The purchasing sentiment of consumers fell steeply by 0.42 points due to demonetisation, with the buying propensity index standing at 0.26 points in December, according to TRA Research.
This was 0.68 points in November.
Noting that the buying sentiment in December has fallen precipitously to the lowest in nine months, the report said the December fall was probably when the pain of demonetisation began to be felt more severely after the first salary cycle.
Rural wages may have defied this demonetisation effect because of the hike in minimum wages announced by the government in September, Varma reasoned and cited that Reserve Bank data, which shows that the revision in basic wages, including variable dearness allowances, worked out to an overall increase of 42 per cent and would impact rural wages as well.
It can be noted that two-wheeler sales, which is
primarily a rural market product, declined by 5.9 per cent in November and plunged 22 per cent in December.

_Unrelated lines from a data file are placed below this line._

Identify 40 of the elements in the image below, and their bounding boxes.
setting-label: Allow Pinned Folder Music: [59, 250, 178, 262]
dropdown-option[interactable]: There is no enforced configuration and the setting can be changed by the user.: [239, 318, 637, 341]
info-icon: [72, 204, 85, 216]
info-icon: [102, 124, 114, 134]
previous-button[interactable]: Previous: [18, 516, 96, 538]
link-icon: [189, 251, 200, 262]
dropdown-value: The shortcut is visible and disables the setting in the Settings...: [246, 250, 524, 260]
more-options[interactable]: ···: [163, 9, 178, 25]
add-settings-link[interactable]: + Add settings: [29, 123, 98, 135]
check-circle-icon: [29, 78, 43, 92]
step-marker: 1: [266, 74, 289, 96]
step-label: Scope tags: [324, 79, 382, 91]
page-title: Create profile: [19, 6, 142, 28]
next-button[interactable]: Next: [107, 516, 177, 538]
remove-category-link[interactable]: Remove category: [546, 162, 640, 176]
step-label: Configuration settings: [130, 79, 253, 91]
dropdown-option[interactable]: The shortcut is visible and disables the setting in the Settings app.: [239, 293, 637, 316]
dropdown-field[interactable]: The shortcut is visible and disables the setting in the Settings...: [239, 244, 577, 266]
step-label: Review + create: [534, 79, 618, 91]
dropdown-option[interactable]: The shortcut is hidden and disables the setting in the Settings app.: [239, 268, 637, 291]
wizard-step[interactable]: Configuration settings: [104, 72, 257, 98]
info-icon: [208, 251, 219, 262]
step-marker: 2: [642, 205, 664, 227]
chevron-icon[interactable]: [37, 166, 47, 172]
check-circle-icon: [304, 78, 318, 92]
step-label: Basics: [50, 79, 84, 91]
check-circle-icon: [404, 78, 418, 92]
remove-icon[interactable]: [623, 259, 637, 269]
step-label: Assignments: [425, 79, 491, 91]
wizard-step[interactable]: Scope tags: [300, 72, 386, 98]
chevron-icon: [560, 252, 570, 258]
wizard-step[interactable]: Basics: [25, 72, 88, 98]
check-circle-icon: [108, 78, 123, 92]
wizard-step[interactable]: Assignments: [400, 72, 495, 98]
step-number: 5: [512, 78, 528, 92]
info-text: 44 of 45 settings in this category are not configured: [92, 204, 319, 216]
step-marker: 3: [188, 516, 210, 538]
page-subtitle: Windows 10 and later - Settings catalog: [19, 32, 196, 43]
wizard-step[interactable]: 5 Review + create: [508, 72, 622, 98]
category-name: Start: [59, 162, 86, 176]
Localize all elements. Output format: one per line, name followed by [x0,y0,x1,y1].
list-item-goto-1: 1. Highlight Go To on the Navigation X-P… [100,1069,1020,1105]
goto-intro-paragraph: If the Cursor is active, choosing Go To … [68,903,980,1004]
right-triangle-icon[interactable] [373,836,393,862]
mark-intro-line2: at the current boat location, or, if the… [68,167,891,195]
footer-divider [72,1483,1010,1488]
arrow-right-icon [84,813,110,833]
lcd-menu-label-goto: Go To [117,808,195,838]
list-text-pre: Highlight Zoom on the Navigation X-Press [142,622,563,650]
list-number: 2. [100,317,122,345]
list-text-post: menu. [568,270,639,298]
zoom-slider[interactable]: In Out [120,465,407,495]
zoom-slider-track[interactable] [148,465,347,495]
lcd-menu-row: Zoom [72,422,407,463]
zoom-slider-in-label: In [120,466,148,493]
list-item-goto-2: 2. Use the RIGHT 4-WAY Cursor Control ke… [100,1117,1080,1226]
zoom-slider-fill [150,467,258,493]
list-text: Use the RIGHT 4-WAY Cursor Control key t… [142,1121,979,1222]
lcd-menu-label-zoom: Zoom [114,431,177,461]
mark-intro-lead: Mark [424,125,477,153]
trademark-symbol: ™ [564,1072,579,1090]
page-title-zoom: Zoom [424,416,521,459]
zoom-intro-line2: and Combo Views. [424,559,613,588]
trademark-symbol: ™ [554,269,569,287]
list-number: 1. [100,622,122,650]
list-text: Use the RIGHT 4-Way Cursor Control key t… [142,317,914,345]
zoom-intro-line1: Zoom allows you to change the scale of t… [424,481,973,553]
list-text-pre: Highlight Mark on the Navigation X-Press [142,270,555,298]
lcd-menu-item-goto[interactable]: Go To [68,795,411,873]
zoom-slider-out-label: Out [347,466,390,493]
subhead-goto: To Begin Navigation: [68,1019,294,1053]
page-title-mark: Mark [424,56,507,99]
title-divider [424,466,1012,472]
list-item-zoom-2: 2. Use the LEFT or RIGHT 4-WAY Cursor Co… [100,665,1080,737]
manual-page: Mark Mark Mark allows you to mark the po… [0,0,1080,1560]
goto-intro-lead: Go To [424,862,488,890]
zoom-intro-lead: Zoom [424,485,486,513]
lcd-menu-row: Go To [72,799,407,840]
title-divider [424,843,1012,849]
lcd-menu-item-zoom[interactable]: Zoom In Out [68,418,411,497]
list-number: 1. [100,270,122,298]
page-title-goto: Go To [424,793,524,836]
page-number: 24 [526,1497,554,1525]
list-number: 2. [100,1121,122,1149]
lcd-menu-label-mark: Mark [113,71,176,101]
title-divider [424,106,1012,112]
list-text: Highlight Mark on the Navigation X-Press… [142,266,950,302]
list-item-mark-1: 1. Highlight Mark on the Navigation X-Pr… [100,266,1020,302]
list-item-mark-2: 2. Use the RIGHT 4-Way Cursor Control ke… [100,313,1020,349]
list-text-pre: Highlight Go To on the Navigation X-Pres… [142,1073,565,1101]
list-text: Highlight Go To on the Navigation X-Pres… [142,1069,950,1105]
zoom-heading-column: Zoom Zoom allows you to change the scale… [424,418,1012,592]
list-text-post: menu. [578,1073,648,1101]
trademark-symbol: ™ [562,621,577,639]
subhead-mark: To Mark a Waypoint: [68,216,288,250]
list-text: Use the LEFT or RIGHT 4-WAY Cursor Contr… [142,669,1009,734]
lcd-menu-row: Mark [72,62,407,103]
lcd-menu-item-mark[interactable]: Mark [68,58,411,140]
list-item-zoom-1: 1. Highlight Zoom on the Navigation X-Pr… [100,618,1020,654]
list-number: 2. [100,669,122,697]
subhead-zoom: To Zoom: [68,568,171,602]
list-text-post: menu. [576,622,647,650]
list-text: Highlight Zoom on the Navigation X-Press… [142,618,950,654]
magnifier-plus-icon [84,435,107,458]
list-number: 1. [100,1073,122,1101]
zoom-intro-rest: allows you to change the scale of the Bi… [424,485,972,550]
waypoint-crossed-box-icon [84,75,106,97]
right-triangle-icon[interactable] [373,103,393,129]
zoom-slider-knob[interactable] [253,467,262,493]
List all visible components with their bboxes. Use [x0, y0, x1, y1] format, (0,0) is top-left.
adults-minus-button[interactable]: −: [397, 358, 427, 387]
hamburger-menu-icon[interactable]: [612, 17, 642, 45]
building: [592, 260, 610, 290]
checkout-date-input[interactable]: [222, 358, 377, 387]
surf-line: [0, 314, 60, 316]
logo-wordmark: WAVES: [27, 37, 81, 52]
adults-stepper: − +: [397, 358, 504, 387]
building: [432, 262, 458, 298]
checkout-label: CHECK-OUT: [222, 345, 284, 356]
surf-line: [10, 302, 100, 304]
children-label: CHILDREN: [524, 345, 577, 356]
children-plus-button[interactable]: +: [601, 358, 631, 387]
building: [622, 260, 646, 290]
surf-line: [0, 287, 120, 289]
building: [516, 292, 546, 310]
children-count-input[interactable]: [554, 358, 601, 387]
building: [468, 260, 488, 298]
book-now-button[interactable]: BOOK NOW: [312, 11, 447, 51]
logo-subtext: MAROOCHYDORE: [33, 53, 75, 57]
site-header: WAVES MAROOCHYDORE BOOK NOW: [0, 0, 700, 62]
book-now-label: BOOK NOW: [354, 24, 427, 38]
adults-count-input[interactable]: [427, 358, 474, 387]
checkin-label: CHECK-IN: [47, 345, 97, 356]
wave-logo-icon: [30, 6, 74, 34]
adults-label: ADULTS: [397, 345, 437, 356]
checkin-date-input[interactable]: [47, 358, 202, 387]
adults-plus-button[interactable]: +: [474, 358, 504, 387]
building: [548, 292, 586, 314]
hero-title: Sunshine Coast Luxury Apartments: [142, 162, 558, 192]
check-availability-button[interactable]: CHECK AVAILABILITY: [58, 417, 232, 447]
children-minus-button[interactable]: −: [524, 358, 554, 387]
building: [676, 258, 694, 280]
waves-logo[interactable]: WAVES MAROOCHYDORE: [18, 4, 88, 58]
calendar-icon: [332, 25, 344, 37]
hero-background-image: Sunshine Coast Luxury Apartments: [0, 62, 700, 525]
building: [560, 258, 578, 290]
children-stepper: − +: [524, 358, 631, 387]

According to auto industry lobby Siam, after a pick-up on festival sales in September and October, note ban saw sales skidding in November. Car sales contracted 5.18 per cent to 1.54 lakh units.
Similarly two-wheeler sales declined 2 per cent to 3.88 lakh units in November while bike sales declined by over 10 per cent to 7.78 lakh units. The three-wheeler sale plummeted by 26 per cent to 33,662 units.
Similarly, FMCG firms said they were expecting 5-6 per cent drop in bottomline due to the note ban in the third quarter, which was visible in the HUL and ITC numbers announced last week.
A Kotak Institutional Equities report said FMCG companies would see their aggregate revenue and net profit declining by 0.2 per cent and 5-6 per cent, respectively in the third quarter.
Real estate sales, another key segment of economic growth, has taken a big hit from note ban, with sales plunging by about 50 percent since the noteban.